Entre todo el barullo mediático han pasado desapercibidos dos hechos que ayudan a explicar cómo se puede llegar a ese extremo de violencia en un partido de infantiles, de segunda categoría, entre dos equipos que ni siquiera se jugaban un puesto destacado en la clasificación. De los energúmenos que la emprendieron a puñetazos ya está todo dicho, pero la tangana se inició con unos de los chavales persiguiendo por el campo a un rival, lanzándole patadas y puñetazos. Yo no sé cómo funciona el asunto hoy el día, pero cuando yo tenía doce años y era el capitán de mi equipo, jugando en las selecciones provincial y autonómica de mi categoría, si se me hubiera ocurrido hacer algo parecido en mitad de un partido, o en un entrenamiento, el club me hubiera puesto la ficha federativa en la boca y me hubiera enviado a casa para siempre. Sin expedientes, ni investigaciones, ni charlas psicológicas. Una cosa es un patada a destiempo, un encontronazo, o una pérdida momentánea del control, y otra muy distinta correr detrás de otro chaval que huye para evitar una agresión. Me cuentan que esta barbaridad, incompatible con los valores del deporte a cualquier edad, no es hoy tan rara de ver en algunos campos, y que la reacción de determinados clubes muy "competitivos" era más bien tibia.
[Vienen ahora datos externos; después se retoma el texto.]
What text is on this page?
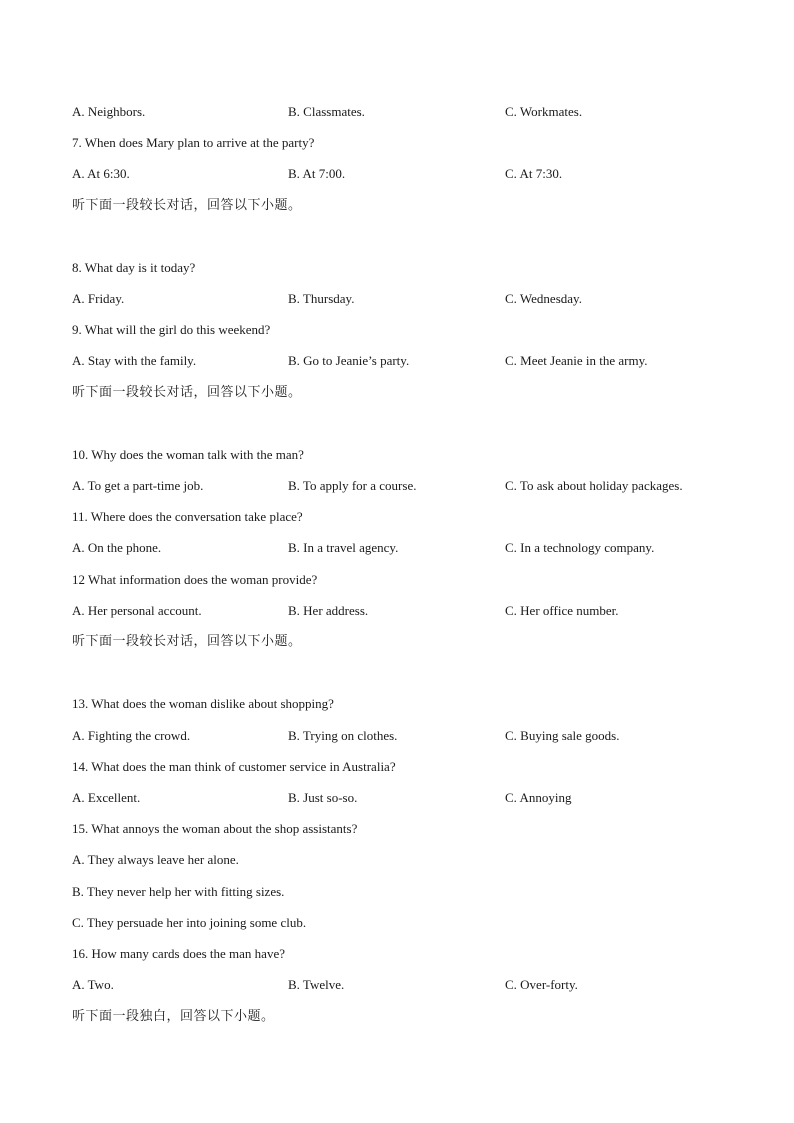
A. Neighbors.	B. Classmates.	C. Workmates.
7. When does Mary plan to arrive at the party?
A. At 6:30.	B. At 7:00.	C. At 7:30.
听下面一段较长对话，回答以下小题。
8. What day is it today?
A. Friday.	B. Thursday.	C. Wednesday.
9. What will the girl do this weekend?
A. Stay with the family.	B. Go to Jeanie’s party.	C. Meet Jeanie in the army.
听下面一段较长对话，回答以下小题。
10. Why does the woman talk with the man?
A. To get a part-time job.	B. To apply for a course.	C. To ask about holiday packages.
11. Where does the conversation take place?
A. On the phone.	B. In a travel agency.	C. In a technology company.
12 What information does the woman provide?
A. Her personal account.	B. Her address.	C. Her office number.
听下面一段较长对话，回答以下小题。
13. What does the woman dislike about shopping?
A. Fighting the crowd.	B. Trying on clothes.	C. Buying sale goods.
14. What does the man think of customer service in Australia?
A. Excellent.	B. Just so-so.	C. Annoying
15. What annoys the woman about the shop assistants?
A. They always leave her alone.
B. They never help her with fitting sizes.
C. They persuade her into joining some club.
16. How many cards does the man have?
A. Two.	B. Twelve.	C. Over-forty.
听下面一段独白，回答以下小题。
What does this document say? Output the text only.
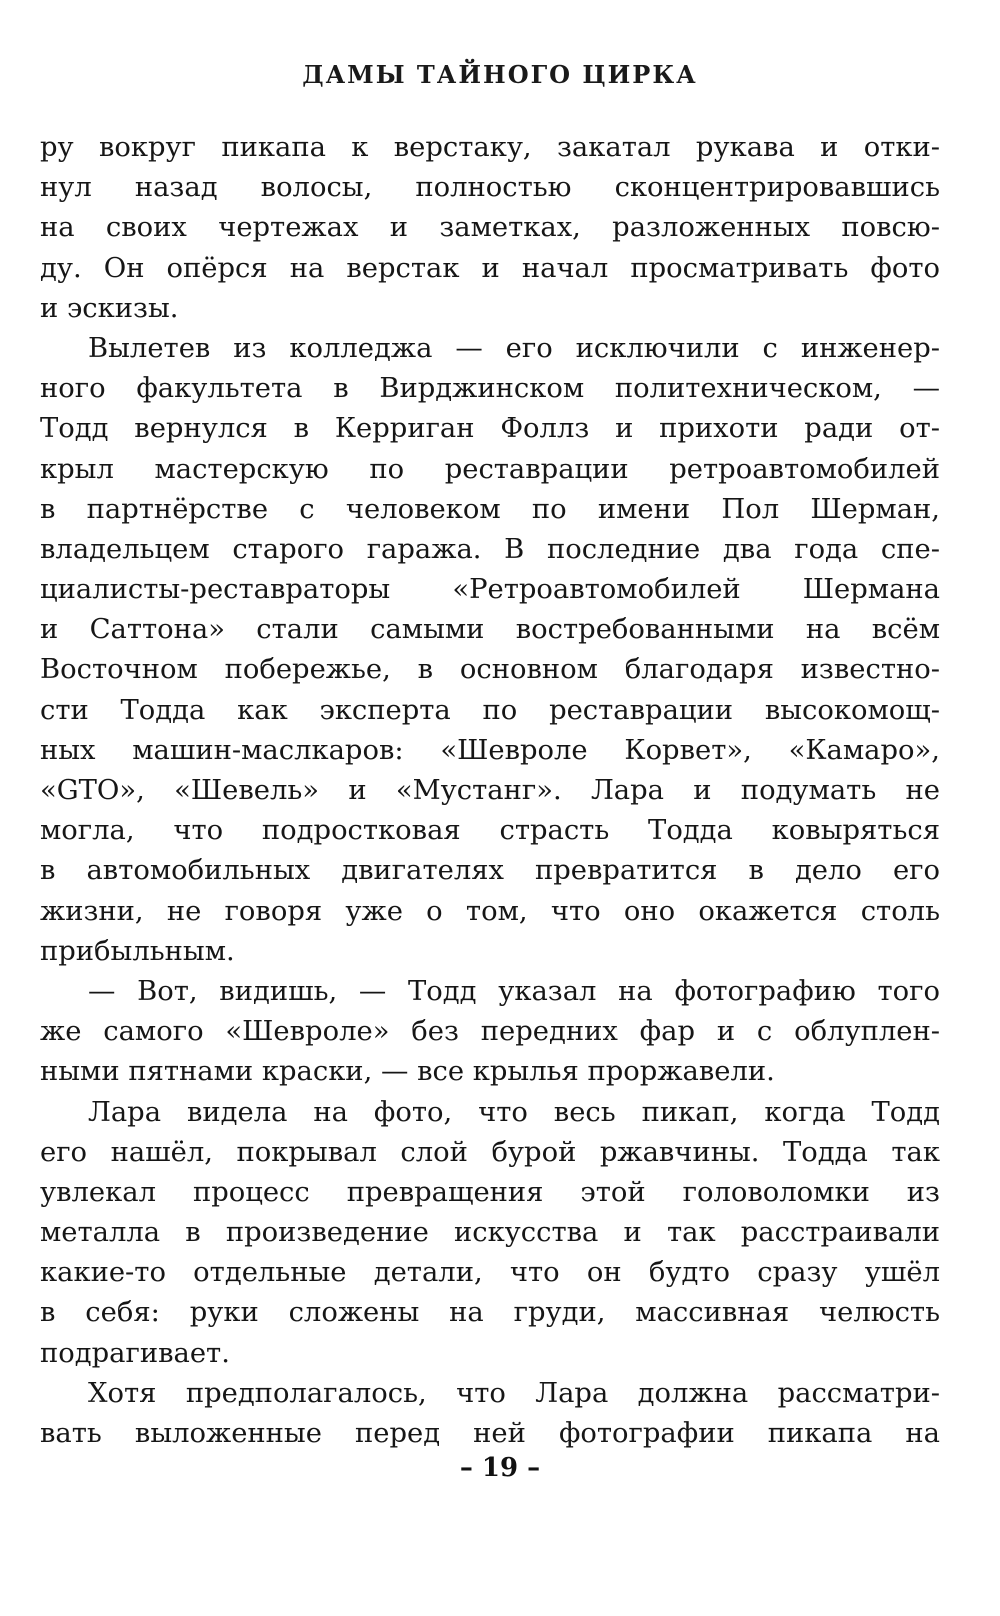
ДАМЫ ТАЙНОГО ЦИРКА
ру вокруг пикапа к верстаку, закатал рукава и отки-
нул назад волосы, полностью сконцентрировавшись
на своих чертежах и заметках, разложенных повсю-
ду. Он опёрся на верстак и начал просматривать фото
и эскизы.
Вылетев из колледжа — его исключили с инженер-
ного факультета в Вирджинском политехническом, —
Тодд вернулся в Керриган Фоллз и прихоти ради от-
крыл мастерскую по реставрации ретроавтомобилей
в партнёрстве с человеком по имени Пол Шерман,
владельцем старого гаража. В последние два года спе-
циалисты-реставраторы «Ретроавтомобилей Шермана
и Саттона» стали самыми востребованными на всём
Восточном побережье, в основном благодаря известно-
сти Тодда как эксперта по реставрации высокомощ-
ных машин-маслкаров: «Шевроле Корвет», «Камаро»,
«GTO», «Шевель» и «Мустанг». Лара и подумать не
могла, что подростковая страсть Тодда ковыряться
в автомобильных двигателях превратится в дело его
жизни, не говоря уже о том, что оно окажется столь
прибыльным.
— Вот, видишь, — Тодд указал на фотографию того
же самого «Шевроле» без передних фар и с облуплен-
ными пятнами краски, — все крылья проржавели.
Лара видела на фото, что весь пикап, когда Тодд
его нашёл, покрывал слой бурой ржавчины. Тодда так
увлекал процесс превращения этой головоломки из
металла в произведение искусства и так расстраивали
какие-то отдельные детали, что он будто сразу ушёл
в себя: руки сложены на груди, массивная челюсть
подрагивает.
Хотя предполагалось, что Лара должна рассматри-
вать выложенные перед ней фотографии пикапа на
– 19 –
Quedan pocos campos de tierra, y al parecer el buenismo pegadógico que proclama la improcedencia de castigos ejemplares ha llegado hasta la lujosa hierba artificial.
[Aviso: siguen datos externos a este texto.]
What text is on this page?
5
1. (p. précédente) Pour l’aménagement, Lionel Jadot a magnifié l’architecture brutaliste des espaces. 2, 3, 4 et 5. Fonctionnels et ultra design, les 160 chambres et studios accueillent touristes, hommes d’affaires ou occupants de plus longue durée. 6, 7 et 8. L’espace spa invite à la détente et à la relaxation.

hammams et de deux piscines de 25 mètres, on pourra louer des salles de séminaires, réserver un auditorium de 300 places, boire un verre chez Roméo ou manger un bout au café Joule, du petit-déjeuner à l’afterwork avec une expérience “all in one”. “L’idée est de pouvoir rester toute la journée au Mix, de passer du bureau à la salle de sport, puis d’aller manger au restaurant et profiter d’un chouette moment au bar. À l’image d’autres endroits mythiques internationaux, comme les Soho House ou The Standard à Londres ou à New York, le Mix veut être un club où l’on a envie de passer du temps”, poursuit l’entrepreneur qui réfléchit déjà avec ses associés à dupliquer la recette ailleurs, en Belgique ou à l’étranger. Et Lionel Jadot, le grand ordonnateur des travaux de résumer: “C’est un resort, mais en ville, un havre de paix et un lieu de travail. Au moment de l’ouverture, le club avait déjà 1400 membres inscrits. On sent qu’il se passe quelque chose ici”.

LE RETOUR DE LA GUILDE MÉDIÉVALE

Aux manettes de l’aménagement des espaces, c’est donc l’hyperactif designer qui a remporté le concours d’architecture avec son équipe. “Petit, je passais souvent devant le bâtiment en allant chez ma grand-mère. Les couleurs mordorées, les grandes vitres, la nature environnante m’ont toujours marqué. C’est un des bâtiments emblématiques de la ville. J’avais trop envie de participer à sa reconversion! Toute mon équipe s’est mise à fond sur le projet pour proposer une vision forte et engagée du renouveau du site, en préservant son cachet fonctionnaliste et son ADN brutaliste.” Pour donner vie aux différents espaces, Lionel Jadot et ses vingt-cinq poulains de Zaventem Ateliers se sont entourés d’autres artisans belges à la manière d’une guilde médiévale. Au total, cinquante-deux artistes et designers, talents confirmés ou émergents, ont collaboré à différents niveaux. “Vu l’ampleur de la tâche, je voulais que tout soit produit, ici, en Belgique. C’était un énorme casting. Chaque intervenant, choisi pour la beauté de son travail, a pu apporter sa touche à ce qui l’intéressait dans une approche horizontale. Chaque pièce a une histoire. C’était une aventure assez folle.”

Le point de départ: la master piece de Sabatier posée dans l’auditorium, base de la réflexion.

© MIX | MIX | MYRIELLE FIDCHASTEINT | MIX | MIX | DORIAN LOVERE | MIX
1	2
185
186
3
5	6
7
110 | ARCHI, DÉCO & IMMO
La segunda circunstancia viene reflejada en el acta arbitral, y revela un factor previo y necesario para que unos tarados puedan llegar a liarse a mamporros delante de sus hijos. Uno de los entrenadores, o el delegado de campo, que para el caso da igual, cuando el ambiente ya estaba caldeado pero no habían comenzado los puñetazos, le dijo textualmente al árbitro: "Mira la que has liado". Asombroso. Resulta que un error arbitral, o mil, en un partido de preadolescentes que deberían jugar para divertirse puede generar una atmósfera tan cargada en la grada que acaba con varios heridos. Conviene no generalizar, pero es evidente que hay un número creciente de técnicos y directivos del fútbol base que confunden claramente su función y las prioridades de su trabajo. Todas esas imágenes de entrenadores profesionales enfurecidos en la banda, gesticulando como locos y a voces con su jugadores y el árbitro han hecho mucho daño. Es normal que un niño se quiera parecer a Messi o a Ronaldo. Pero es de locos que su entrenador adulto imite a pie de campo a Simeone o a Mourinho.
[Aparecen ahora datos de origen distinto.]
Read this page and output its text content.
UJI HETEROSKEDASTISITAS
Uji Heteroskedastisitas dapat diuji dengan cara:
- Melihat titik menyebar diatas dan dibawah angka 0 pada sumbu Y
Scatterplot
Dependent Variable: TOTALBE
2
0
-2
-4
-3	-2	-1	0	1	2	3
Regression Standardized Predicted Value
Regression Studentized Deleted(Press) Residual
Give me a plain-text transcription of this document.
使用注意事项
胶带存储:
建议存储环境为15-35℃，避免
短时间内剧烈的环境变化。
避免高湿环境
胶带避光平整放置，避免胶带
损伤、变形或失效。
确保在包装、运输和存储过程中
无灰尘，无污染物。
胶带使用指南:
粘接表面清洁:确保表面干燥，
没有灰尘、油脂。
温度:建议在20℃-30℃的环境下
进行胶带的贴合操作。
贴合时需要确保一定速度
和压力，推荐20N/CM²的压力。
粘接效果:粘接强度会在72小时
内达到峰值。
? El fútbol hoy es un deporte menos sucio que hace años. El reglamento ha cambiado, las sanciones por juego duro se han agravado y se producen muchas menos lesiones por entradas violentas. Sin embargo, el comportamiento de los espectadores se ha hecho más agresivo a medida que desciende la edad de los jugadores. Antes, a un juez de línea en cualquier campo de regional le vacilaba un gracioso gritando: ¡el linier tiene varices! Y parte de la grada reía. Ahora ese mismo gracioso le llama maricón desde el minuto uno al noventa, y nadie se inmuta. Antes el padre histérico se avergonzaba de serlo y se iba solo a un córner a desgañitarse. Ahora se junta con otros en esa esquina y la lían parda, para vergüenza de una mayoría silenciosa. No creo que en general se trate de padres alucinados que ven en sus vástagos futuras estrellas del balón. No a esa edad y jugando en campos de quinta, con perdón.

Me vengo a referir a que demasiados actores han contribuido a normalizar una violencia en este deporte, no necesariamente física, que por su propia naturaleza es expansiva. El fútbol aficionado hace tiempo que viene funcionando en nuestra sociedad como un gigantesco retrete por el que evacuar semanalmente y con normalidad las frustraciones individuales. Mejor esto que pegar fuego a edificios públicos, claro. El problema alcanza otra dimensión cuando las heces salpican a los niños. Si en Francia se puede desalojar un estadio con cien mil espectadores por pitar la Marsellesa, no parece descabellado que en Mallorca, al segundo hijoputa excretado en presencia de un hijo, todo el público se tenga que ir al rincón de pensar. Pero no al córner, sino a casa.